HSH Nordbank AG doesn’t expect the turbulence in China clouding shipping markets to hamper the sale of 2 billion euros ($2.2 billion) in faulty loans ordered by the European Union as part of a deal to keep the maritime lender in business.

“The demand for yield has never been as big,” Chief Financial Officer Stefan Ermisch, said in an interview in Frankfurt on Tuesday. HSH will have “no trouble” selling “digestible” tranches of the debt, which encompasses shipping and real estate loans, said Ermisch, 49. The bank, based in Hamburg, will provide more details on the package after the October agreement with the EU becomes legally binding, which will probably occur by April, he said.

Stefan Ermisch
Stefan Ermisch
Photographer: Martin Leissl/Bloomberg

The worsening forecast for container and bulk carrier markets, which make up most of HSH’s 21 billion-euro shipping loan book, prompted the bank to “set aside a pretty significant amount of additional risk provisions in the fourth quarter of last year,” said Ermisch, who’s a former board member at Unicredit SpA’s HVB and the German state-owned lender BayernLB. “Shipping markets are in an extremely difficult situation and it will stay that way for some time.”

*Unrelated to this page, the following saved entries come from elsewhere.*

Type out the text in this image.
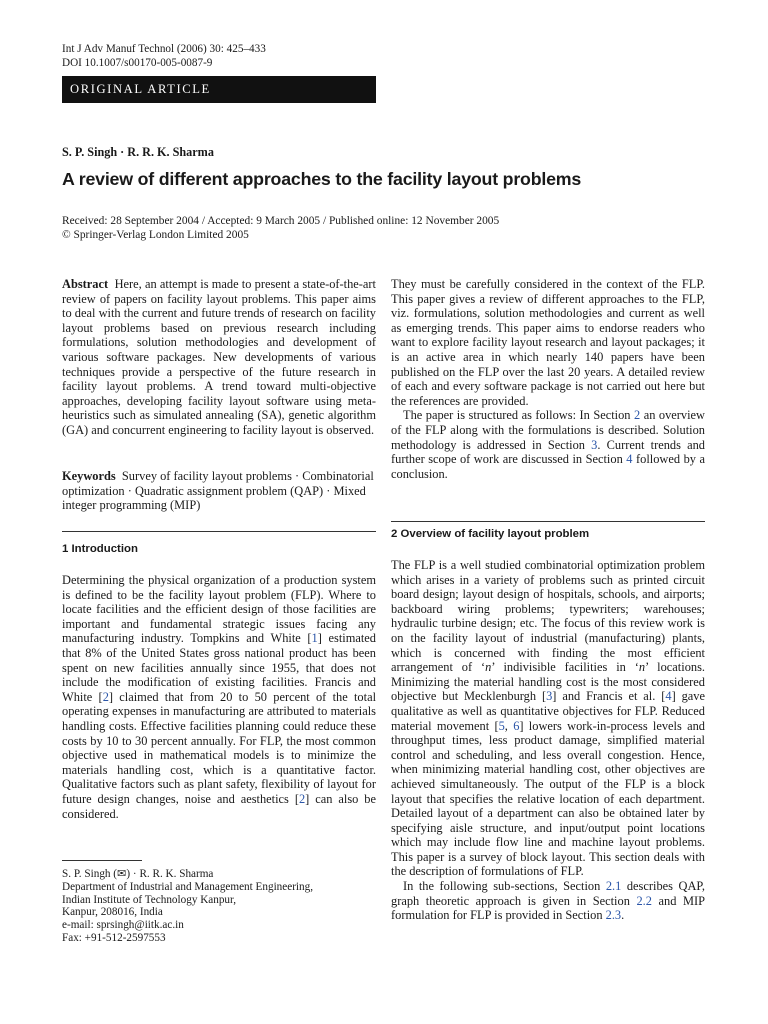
Int J Adv Manuf Technol (2006) 30: 425–433
DOI 10.1007/s00170-005-0087-9
ORIGINAL ARTICLE
S. P. Singh · R. R. K. Sharma
A review of different approaches to the facility layout problems
Received: 28 September 2004 / Accepted: 9 March 2005 / Published online: 12 November 2005
© Springer-Verlag London Limited 2005

Abstract Here, an attempt is made to present a state-of-the-art review of papers on facility layout problems. This paper aims to deal with the current and future trends of research on facility layout problems based on previous research including formulations, solution methodologies and development of various software packages. New developments of various techniques provide a perspective of the future research in facility layout problems. A trend toward multi-objective approaches, developing facility layout software using meta-heuristics such as simulated annealing (SA), genetic algorithm (GA) and concurrent engineering to facility layout is observed.

Keywords Survey of facility layout problems · Combinatorial optimization · Quadratic assignment problem (QAP) · Mixed integer programming (MIP)

1 Introduction

Determining the physical organization of a production system is defined to be the facility layout problem (FLP). Where to locate facilities and the efficient design of those facilities are important and fundamental strategic issues facing any manufacturing industry. Tompkins and White [1] estimated that 8% of the United States gross national product has been spent on new facilities annually since 1955, that does not include the modification of existing facilities. Francis and White [2] claimed that from 20 to 50 percent of the total operating expenses in manufacturing are attributed to materials handling costs. Effective facilities planning could reduce these costs by 10 to 30 percent annually. For FLP, the most common objective used in mathematical models is to minimize the materials handling cost, which is a quantitative factor. Qualitative factors such as plant safety, flexibility of layout for future design changes, noise and aesthetics [2] can also be considered.

S. P. Singh (✉) · R. R. K. Sharma
Department of Industrial and Management Engineering,
Indian Institute of Technology Kanpur,
Kanpur, 208016, India
e-mail: sprsingh@iitk.ac.in
Fax: +91-512-2597553

They must be carefully considered in the context of the FLP. This paper gives a review of different approaches to the FLP, viz. formulations, solution methodologies and current as well as emerging trends. This paper aims to endorse readers who want to explore facility layout research and layout packages; it is an active area in which nearly 140 papers have been published on the FLP over the last 20 years. A detailed review of each and every software package is not carried out here but the references are provided.

The paper is structured as follows: In Section 2 an overview of the FLP along with the formulations is described. Solution methodology is addressed in Section 3. Current trends and further scope of work are discussed in Section 4 followed by a conclusion.

2 Overview of facility layout problem

The FLP is a well studied combinatorial optimization problem which arises in a variety of problems such as printed circuit board design; layout design of hospitals, schools, and airports; backboard wiring problems; typewriters; warehouses; hydraulic turbine design; etc. The focus of this review work is on the facility layout of industrial (manufacturing) plants, which is concerned with finding the most efficient arrangement of ‘n’ indivisible facilities in ‘n’ locations. Minimizing the material handling cost is the most considered objective but Mecklenburgh [3] and Francis et al. [4] gave qualitative as well as quantitative objectives for FLP. Reduced material movement [5, 6] lowers work-in-process levels and throughput times, less product damage, simplified material control and scheduling, and less overall congestion. Hence, when minimizing material handling cost, other objectives are achieved simultaneously. The output of the FLP is a block layout that specifies the relative location of each department. Detailed layout of a department can also be obtained later by specifying aisle structure, and input/output point locations which may include flow line and machine layout problems. This paper is a survey of block layout. This section deals with the description of formulations of FLP.

In the following sub-sections, Section 2.1 describes QAP, graph theoretic approach is given in Section 2.2 and MIP formulation for FLP is provided in Section 2.3.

The Baltic Dry Index, a measure of the cost of shipping commodities, plunged to a record low this month amid signs of slowing economic growth in China. Global container freight rates dropped as much as nine percent last year as the industry battles with an overcapacity of vessels and rates will probably decline further in 2016, according to Drewry Maritime Research.

HSH also plans to step up a restructuring of risky loans that are not included in the EU package to make it more attractive for potential suitors, said Ermisch.

In addition to the 2 billion euros HSH must sell on the open market, the EU has also ordered the lender to shift 6.2 billion euros in faulty shipping loans to a bad bank created by its majority owners, the northern states of Hamburg and Schleswig-Holstein, which hold a combined 85 percent. The states must in turn sell or list at least 60 percent of the bank within 30 months once the agreement is formally signed.

“We want to clean up the core bank as much as possible for the sale,” said Ermisch. A privatization of HSH is unlikely to happen before 2017, he said. “We will start preparations after the EU deal becomes legally binding.”

While the EU would be unlikely to approve a sale to a hedge fund or private equity firm, potential buyers may include domestic peers looking to consolidate a saturated commercial lending market or foreign lenders keen on growing or gaining a foothold in Germany, said the CFO.

Shipping aside, HSH has a “very solid footprint” in commercial real estate lending, which made up one-fifth of its 105 billion euros in total assets at the end of September, while the bank is “doing well in project financing, renewable energy funding and lending to small- and medium sized companies,” Ermisch said.

Key to a sale or listing of HSH, which is still struggling under the legacy of the bank’s excessive risk-taking in the pre-financial-crisis period, will be a 10 billion-euro guarantee provided by Hamburg and Schleswig-Holstein.

“The guarantee is part of our strong capital base and would therefore be part of a sale,” Ermisch said.

Parts of the guarantee will be used to cover losses arising from the 6.2 billion-euro asset transfer to the bad bank at prices modeled on the market, which Ermisch reiterated will probably be lower than the book value earmarked in HSH’s accounts, while declining to elaborate.